This markdown takes on the task of classifying emails as spam or ham. Sample directories are available online that contain labeled spam and ham emails. After downloading locally, we can determine characteristics through word tokenization.
Bring in packages
library(tidytext)
library(textdata)
library(dplyr)
library(stringr)
library(tidyr)
library(wordcloud)
Get list of files from local directory
set.seed(5547)
spamfiles <- sample(dir("corpus/spam_2/"),100, replace = FALSE)
hamfiles <- sample(dir("corpus/easy_ham_2/"),100, replace = FALSE)
Read all of the spam files into one text (using the keyword “Subject” as a reliable divider between the header and body)
spamdir <- "corpus/spam_2/"
spamtraining <- NA
for (i in spamfiles) {
spam <- readLines(paste0(spamdir,i))
bodymarker <- str_which(spam,"Subject")
spam <- spam %>%
data.frame(email = i)%>%
rename(text = 1)%>%
slice(-(1:bodymarker))%>%
summarise(test = toString(text))%>%
str_remove_all("<..*>|[:punct:]|[:digit:]")
spamtraining <- c(spamtraining, spam)
}
Read all of the ham files into one text
hamdir <- "corpus/easy_ham_2/"
hamtraining <- NA
for (i in hamfiles) {
ham <- readLines(paste0(hamdir,i))
bodymarker <- str_which(ham,"Subject")
ham <- ham %>%
data.frame(email = i)%>%
rename(text = 1)%>%
slice(-(1:bodymarker))%>%
summarise(test = toString(text))%>%
str_remove_all("<..*>|[:punct:]|[:digit:]")

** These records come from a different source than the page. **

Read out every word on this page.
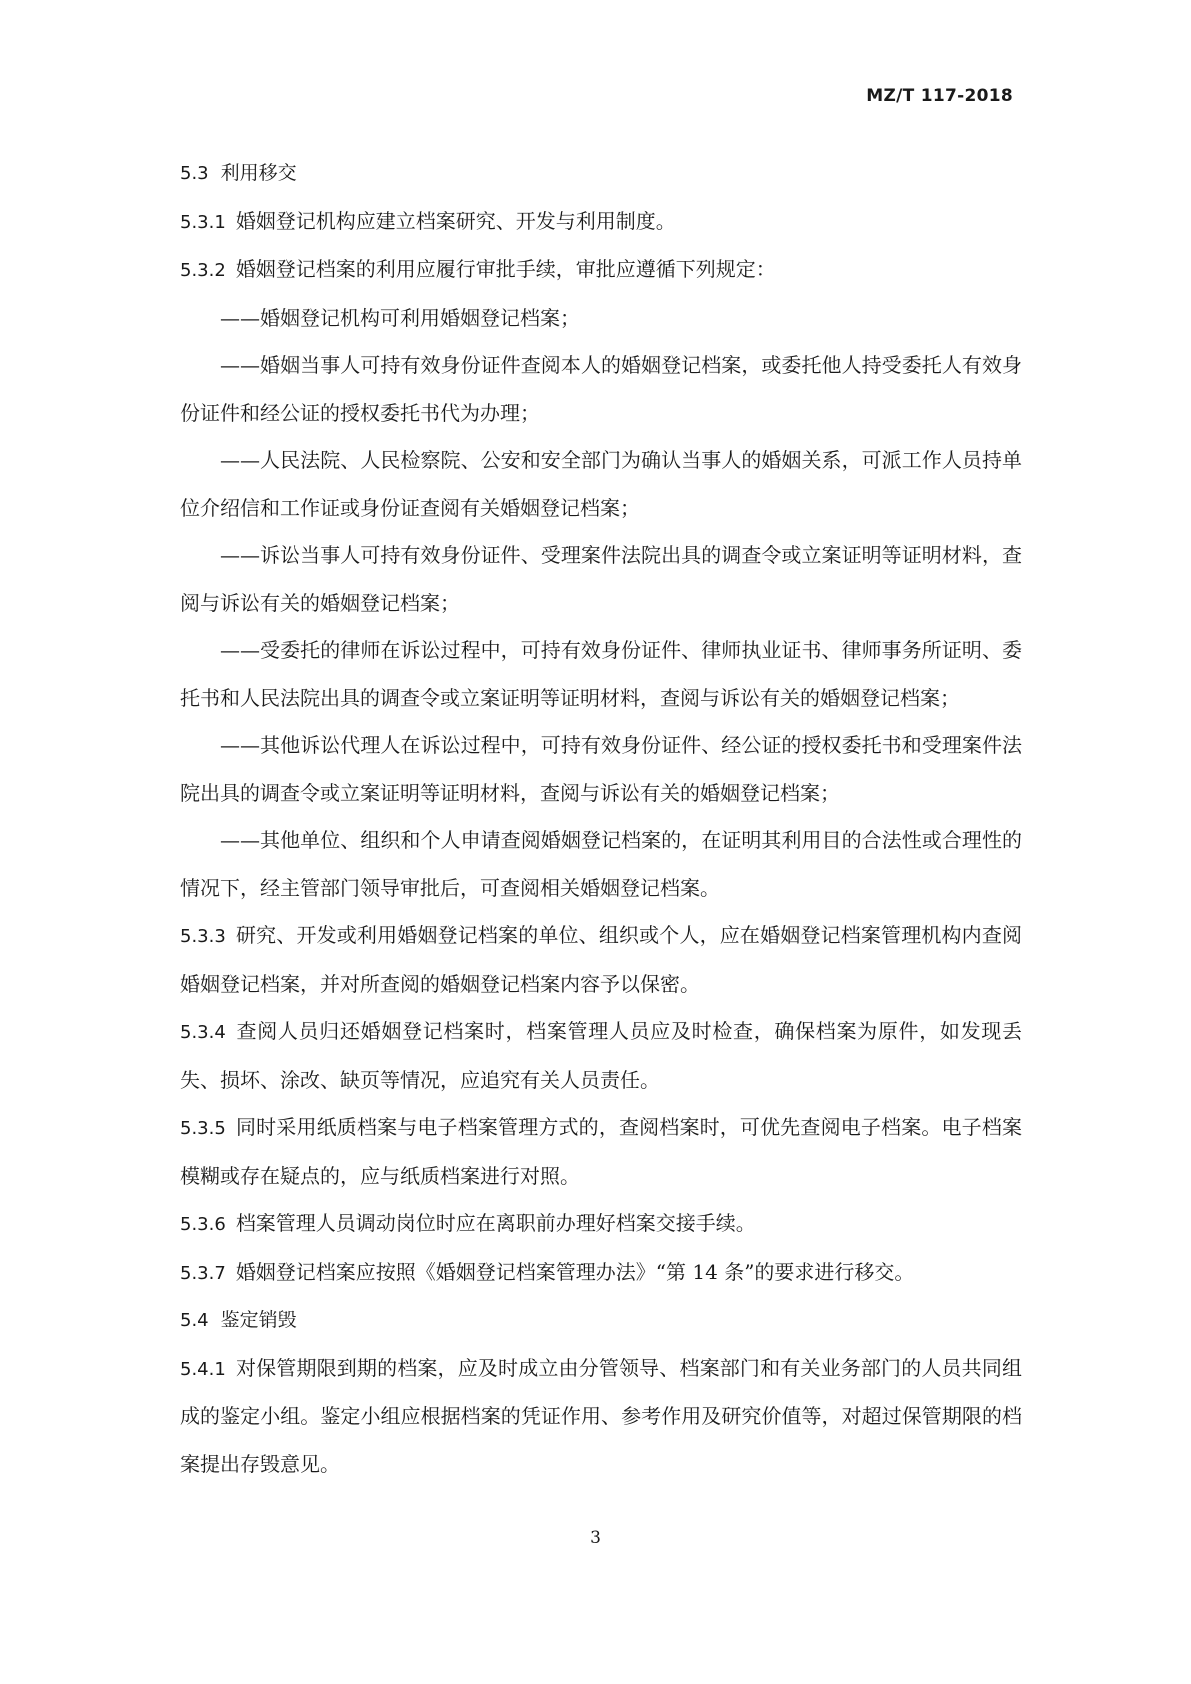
MZ/T 117-2018

5.3 利用移交

5.3.1 婚姻登记机构应建立档案研究、开发与利用制度。

5.3.2 婚姻登记档案的利用应履行审批手续，审批应遵循下列规定：

——婚姻登记机构可利用婚姻登记档案；

——婚姻当事人可持有效身份证件查阅本人的婚姻登记档案，或委托他人持受委托人有效身份证件和经公证的授权委托书代为办理；

——人民法院、人民检察院、公安和安全部门为确认当事人的婚姻关系，可派工作人员持单位介绍信和工作证或身份证查阅有关婚姻登记档案；

——诉讼当事人可持有效身份证件、受理案件法院出具的调查令或立案证明等证明材料，查阅与诉讼有关的婚姻登记档案；

——受委托的律师在诉讼过程中，可持有效身份证件、律师执业证书、律师事务所证明、委托书和人民法院出具的调查令或立案证明等证明材料，查阅与诉讼有关的婚姻登记档案；

——其他诉讼代理人在诉讼过程中，可持有效身份证件、经公证的授权委托书和受理案件法院出具的调查令或立案证明等证明材料，查阅与诉讼有关的婚姻登记档案；

——其他单位、组织和个人申请查阅婚姻登记档案的，在证明其利用目的合法性或合理性的情况下，经主管部门领导审批后，可查阅相关婚姻登记档案。

5.3.3 研究、开发或利用婚姻登记档案的单位、组织或个人，应在婚姻登记档案管理机构内查阅婚姻登记档案，并对所查阅的婚姻登记档案内容予以保密。

5.3.4 查阅人员归还婚姻登记档案时，档案管理人员应及时检查，确保档案为原件，如发现丢失、损坏、涂改、缺页等情况，应追究有关人员责任。

5.3.5 同时采用纸质档案与电子档案管理方式的，查阅档案时，可优先查阅电子档案。电子档案模糊或存在疑点的，应与纸质档案进行对照。

5.3.6 档案管理人员调动岗位时应在离职前办理好档案交接手续。

5.3.7 婚姻登记档案应按照《婚姻登记档案管理办法》“第 14 条”的要求进行移交。

5.4 鉴定销毁

5.4.1 对保管期限到期的档案，应及时成立由分管领导、档案部门和有关业务部门的人员共同组成的鉴定小组。鉴定小组应根据档案的凭证作用、参考作用及研究价值等，对超过保管期限的档案提出存毁意见。

3
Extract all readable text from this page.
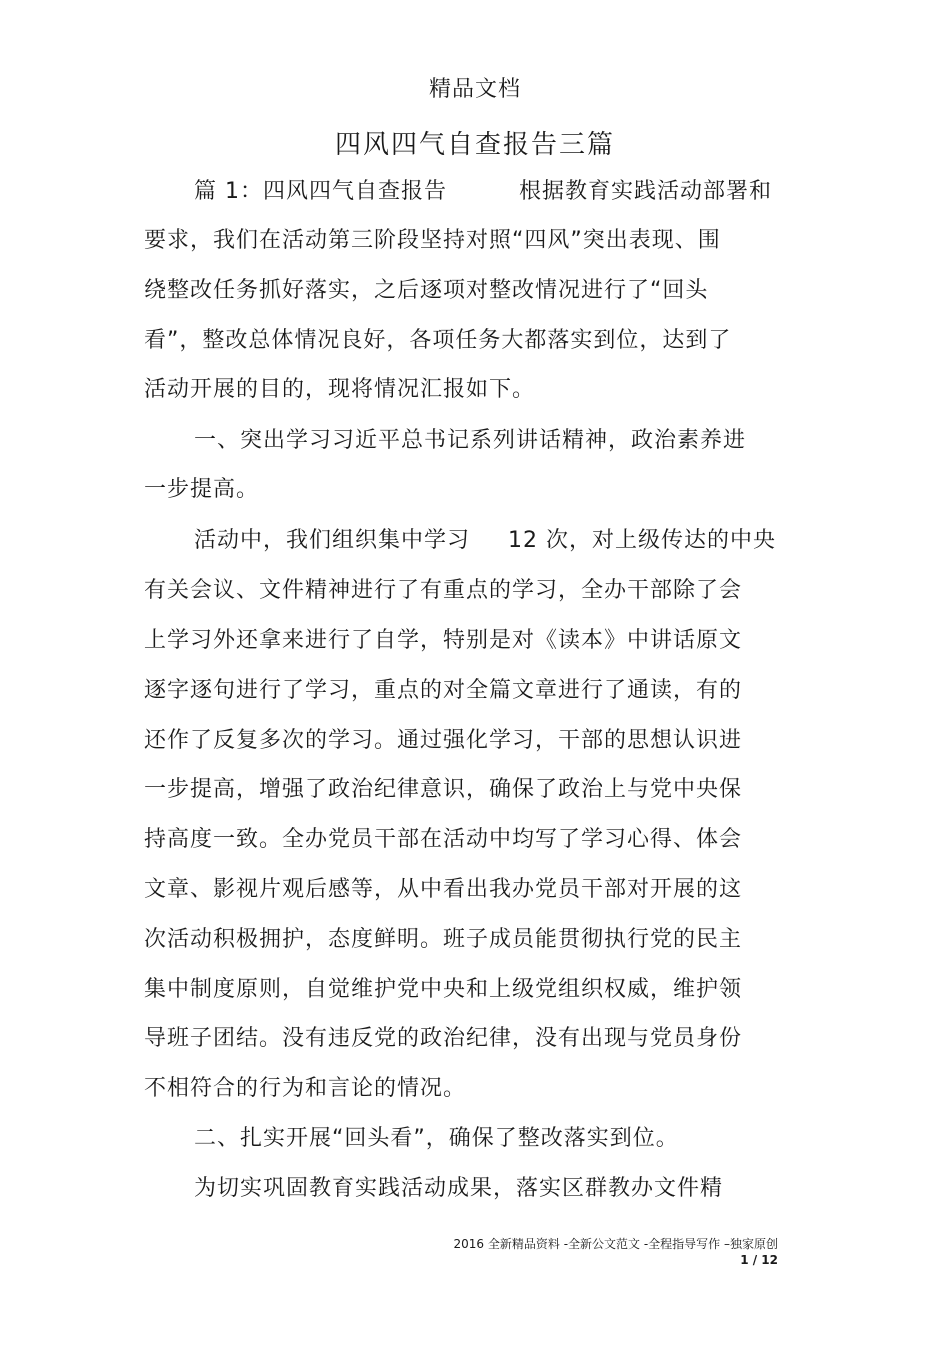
精品文档
四风四气自查报告三篇
篇 1：四风四气自查报告	根据教育实践活动部署和
要求，我们在活动第三阶段坚持对照“四风”突出表现、围
绕整改任务抓好落实，之后逐项对整改情况进行了“回头
看”，整改总体情况良好，各项任务大都落实到位，达到了
活动开展的目的，现将情况汇报如下。
一、突出学习习近平总书记系列讲话精神，政治素养进
一步提高。
活动中，我们组织集中学习 12 次，对上级传达的中央
有关会议、文件精神进行了有重点的学习，全办干部除了会
上学习外还拿来进行了自学，特别是对《读本》中讲话原文
逐字逐句进行了学习，重点的对全篇文章进行了通读，有的
还作了反复多次的学习。通过强化学习，干部的思想认识进
一步提高，增强了政治纪律意识，确保了政治上与党中央保
持高度一致。全办党员干部在活动中均写了学习心得、体会
文章、影视片观后感等，从中看出我办党员干部对开展的这
次活动积极拥护，态度鲜明。班子成员能贯彻执行党的民主
集中制度原则，自觉维护党中央和上级党组织权威，维护领
导班子团结。没有违反党的政治纪律，没有出现与党员身份
不相符合的行为和言论的情况。
二、扎实开展“回头看”，确保了整改落实到位。
为切实巩固教育实践活动成果，落实区群教办文件精
2016 全新精品资料 -全新公文范文 -全程指导写作 –独家原创
1 / 12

hamtraining <- c(hamtraining, ham)
}
Get top 30 words for Spam
spamcorpus <- spamtraining%>%
unlist()%>%
data.frame(class="spam")%>%
rename(text = 1)%>%
unnest_tokens(word,text)%>%
anti_join(stop_words)
spamtop30<- spamcorpus%>%
count(word, sort = TRUE)%>%
rename(spamwords = n)%>%
head(30)
wordcloud(spamtop30$word,spamtop30$spamwords)
Get top 30 words for Spam
hamcorpus <- hamtraining%>%
unlist()%>%
data.frame(class="ham")%>%
rename(text = 1)%>%
unnest_tokens(word,text)%>%
anti_join(stop_words)
hamtop30<- hamcorpus%>%
count(word, sort = TRUE)%>%
rename(hamwords = n)%>%
head(30)
wordcloud(hamtop30$word,hamtop30$hamwords)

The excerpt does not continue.